Let's assume we have 2 variables and test each of them for a unit root with the ADF test. When plotting the data, we can see that it has some up/down movements but is overall clearly trending upwards.
At level, variable A is stationary with "no constant", "constant" and "constant+trend" (p<0.05). Variable B is only stationary with "constant+trend" (p<0.05).
At first differences, both variables are stationary at "no constant", "constant" and "constant+trend" (p<0.05).
Is it o.k. to conclude that Variable A and B are both integrated of the same order I(1), or do we have to assume that Variable B is I(0) with respect to a trend and Variable B is I(1)?

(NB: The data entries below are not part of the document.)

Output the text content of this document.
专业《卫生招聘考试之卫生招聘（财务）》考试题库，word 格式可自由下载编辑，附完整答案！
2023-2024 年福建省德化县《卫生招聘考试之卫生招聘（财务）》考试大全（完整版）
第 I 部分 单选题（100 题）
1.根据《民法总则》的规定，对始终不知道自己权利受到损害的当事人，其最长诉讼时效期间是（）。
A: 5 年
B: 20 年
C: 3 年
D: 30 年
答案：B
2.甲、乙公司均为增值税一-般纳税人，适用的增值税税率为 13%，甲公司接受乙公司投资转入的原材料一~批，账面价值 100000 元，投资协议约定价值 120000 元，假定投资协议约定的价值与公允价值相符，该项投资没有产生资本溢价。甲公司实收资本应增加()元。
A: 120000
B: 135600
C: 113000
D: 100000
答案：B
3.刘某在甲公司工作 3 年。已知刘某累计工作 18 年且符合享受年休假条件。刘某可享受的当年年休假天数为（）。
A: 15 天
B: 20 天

I want to conduct a Johansen Cointegration test and after reading the literature and several posts, I'm still not sure if it's okay test for correlation with the data at level (and a trend).
Best Answer
Variable A seems to be stationary as whatever the specification ("no constant", "constant", "constant+trend") of the test regression you still reject the unit root hypothesis. Therefore you cannot conclude that A~I(1). Since at least one of the two variable is stationary, you cannot proceed to cointegration analysis (recall that it requires both variables to be integrated to begin with).
Note on proceeding to testing stationarity of A at first differences: you should not do that as A is already stationary in levels. If A is stationary in levels, testing for stationarity in first differences is redundant when your question is whether A should be included in cointegration analysis.